When msvc::musttail attribute silently fails
11 Jan 2026
Python developers recently reported a 15% speedup when using the new MSVC musttail attribute to create a threaded interpreter. Unfortunately, I found that MSVC does not always generate a tail call when you use this attribute, which can potentially lead to stack overflow when interpreting a complex program.
Background
The musttail attribute, also supported by clang, forces the compiler to generate a tail call for a return statement that calls another function. So instead of a CALL instruction to call this function followed by a RET to return from the current function, it emits a JMP instruction to jump to the next function without creating a new stack frame. MSVC recently added support for this technique, which is useful for p-code interpreters.
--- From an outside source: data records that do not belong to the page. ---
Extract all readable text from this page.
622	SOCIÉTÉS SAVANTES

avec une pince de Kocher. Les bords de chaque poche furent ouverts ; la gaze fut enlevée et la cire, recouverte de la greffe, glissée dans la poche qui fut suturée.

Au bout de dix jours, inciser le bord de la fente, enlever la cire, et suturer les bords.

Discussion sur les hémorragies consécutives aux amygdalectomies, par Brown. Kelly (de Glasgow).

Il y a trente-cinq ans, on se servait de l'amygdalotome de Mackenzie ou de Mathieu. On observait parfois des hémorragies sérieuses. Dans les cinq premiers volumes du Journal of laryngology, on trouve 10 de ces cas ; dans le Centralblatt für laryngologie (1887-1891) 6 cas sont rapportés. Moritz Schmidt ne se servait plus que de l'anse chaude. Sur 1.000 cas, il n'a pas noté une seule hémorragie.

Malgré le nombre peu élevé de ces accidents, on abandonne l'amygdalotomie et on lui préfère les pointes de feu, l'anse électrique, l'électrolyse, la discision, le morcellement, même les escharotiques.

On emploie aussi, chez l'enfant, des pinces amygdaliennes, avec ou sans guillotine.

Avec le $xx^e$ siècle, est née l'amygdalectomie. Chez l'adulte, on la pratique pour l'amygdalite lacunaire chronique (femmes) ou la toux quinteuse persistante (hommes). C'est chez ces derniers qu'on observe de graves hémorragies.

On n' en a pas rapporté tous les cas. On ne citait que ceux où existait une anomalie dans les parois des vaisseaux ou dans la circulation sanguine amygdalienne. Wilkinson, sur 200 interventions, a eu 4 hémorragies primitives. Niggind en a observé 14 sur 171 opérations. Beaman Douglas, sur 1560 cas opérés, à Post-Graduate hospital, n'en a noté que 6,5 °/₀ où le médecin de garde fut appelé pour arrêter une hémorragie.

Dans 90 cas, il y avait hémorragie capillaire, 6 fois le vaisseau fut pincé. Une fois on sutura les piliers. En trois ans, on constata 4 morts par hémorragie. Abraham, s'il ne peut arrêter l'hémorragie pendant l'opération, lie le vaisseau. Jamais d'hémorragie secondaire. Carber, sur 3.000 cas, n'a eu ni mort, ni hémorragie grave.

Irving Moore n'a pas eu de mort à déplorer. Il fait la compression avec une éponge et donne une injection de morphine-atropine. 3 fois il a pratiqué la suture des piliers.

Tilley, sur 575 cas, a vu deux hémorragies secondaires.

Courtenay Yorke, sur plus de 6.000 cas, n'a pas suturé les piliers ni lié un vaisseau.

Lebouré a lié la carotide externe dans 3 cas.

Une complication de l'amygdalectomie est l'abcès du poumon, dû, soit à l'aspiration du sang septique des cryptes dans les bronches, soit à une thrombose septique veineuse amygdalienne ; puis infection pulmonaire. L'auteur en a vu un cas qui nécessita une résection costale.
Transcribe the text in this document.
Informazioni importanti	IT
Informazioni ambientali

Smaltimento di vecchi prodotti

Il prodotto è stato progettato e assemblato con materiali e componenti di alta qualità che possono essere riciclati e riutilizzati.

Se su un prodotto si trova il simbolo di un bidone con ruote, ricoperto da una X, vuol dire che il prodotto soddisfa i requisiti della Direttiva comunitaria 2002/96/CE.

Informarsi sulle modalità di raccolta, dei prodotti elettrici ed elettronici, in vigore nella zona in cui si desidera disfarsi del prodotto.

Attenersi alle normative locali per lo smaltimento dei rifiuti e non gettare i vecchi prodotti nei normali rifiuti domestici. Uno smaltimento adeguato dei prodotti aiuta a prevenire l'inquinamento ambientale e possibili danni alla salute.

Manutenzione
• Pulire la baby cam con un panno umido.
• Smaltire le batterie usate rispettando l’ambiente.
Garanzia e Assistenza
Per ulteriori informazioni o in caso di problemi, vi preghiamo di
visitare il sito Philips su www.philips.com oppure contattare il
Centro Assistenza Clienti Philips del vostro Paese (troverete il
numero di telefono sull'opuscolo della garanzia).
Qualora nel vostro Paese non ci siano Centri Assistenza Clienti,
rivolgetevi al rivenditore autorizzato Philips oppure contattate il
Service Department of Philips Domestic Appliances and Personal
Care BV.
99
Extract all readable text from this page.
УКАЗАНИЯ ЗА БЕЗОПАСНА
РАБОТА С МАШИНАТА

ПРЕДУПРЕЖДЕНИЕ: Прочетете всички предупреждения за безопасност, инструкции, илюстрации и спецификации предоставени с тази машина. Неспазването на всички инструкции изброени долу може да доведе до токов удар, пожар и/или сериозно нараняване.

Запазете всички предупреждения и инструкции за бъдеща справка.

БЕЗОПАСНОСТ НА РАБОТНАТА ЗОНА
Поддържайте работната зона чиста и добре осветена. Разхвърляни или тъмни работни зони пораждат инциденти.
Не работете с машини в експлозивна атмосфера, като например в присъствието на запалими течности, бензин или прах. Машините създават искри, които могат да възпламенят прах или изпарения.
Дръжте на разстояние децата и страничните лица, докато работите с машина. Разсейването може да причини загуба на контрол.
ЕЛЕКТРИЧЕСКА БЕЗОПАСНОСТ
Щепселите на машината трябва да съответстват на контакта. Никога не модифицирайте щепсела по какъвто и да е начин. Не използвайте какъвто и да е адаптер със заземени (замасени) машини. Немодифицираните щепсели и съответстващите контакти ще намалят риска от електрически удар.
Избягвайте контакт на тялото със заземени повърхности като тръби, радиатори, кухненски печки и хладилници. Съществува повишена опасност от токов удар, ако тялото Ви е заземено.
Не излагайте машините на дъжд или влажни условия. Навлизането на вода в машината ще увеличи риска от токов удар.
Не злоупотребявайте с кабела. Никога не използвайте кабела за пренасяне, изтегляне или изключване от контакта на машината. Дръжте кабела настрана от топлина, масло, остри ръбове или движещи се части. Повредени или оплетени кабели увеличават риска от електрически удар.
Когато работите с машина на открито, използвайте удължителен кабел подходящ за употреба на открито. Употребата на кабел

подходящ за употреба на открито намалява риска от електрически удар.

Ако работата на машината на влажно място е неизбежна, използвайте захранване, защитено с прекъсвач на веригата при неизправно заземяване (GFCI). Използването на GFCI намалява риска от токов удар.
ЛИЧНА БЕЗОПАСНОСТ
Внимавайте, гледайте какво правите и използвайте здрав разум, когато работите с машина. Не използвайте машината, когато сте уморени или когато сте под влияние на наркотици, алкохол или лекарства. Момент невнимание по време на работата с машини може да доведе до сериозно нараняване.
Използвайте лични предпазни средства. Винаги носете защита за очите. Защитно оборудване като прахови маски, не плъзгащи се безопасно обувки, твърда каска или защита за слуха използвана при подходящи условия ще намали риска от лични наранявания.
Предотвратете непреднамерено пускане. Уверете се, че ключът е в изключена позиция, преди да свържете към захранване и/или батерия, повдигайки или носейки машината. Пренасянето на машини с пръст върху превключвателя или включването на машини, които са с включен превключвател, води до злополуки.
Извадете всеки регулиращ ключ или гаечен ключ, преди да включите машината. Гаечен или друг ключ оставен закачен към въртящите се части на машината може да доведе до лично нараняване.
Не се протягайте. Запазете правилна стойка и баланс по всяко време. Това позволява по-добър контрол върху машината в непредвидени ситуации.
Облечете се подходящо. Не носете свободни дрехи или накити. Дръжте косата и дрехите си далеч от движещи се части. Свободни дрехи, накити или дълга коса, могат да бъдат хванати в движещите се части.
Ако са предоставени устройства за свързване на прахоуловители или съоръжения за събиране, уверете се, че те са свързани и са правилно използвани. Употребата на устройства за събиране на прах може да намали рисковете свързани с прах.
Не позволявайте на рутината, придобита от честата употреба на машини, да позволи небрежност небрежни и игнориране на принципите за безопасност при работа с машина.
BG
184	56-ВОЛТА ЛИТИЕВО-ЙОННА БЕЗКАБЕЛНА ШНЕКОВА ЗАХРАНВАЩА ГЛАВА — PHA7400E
P-code interpreters are traditionally coded as a giant switch statement inside a loop:
for (each instruction in pcode) {
switch (opcode) {
case ADD:
// do the addition
break;
case MUL:
// do the multiplication
break;
...
}
}
The switch statement compiles to an indirect jump. All p-code instructions go through this jump, which makes it hard for the processor to predict the next branch.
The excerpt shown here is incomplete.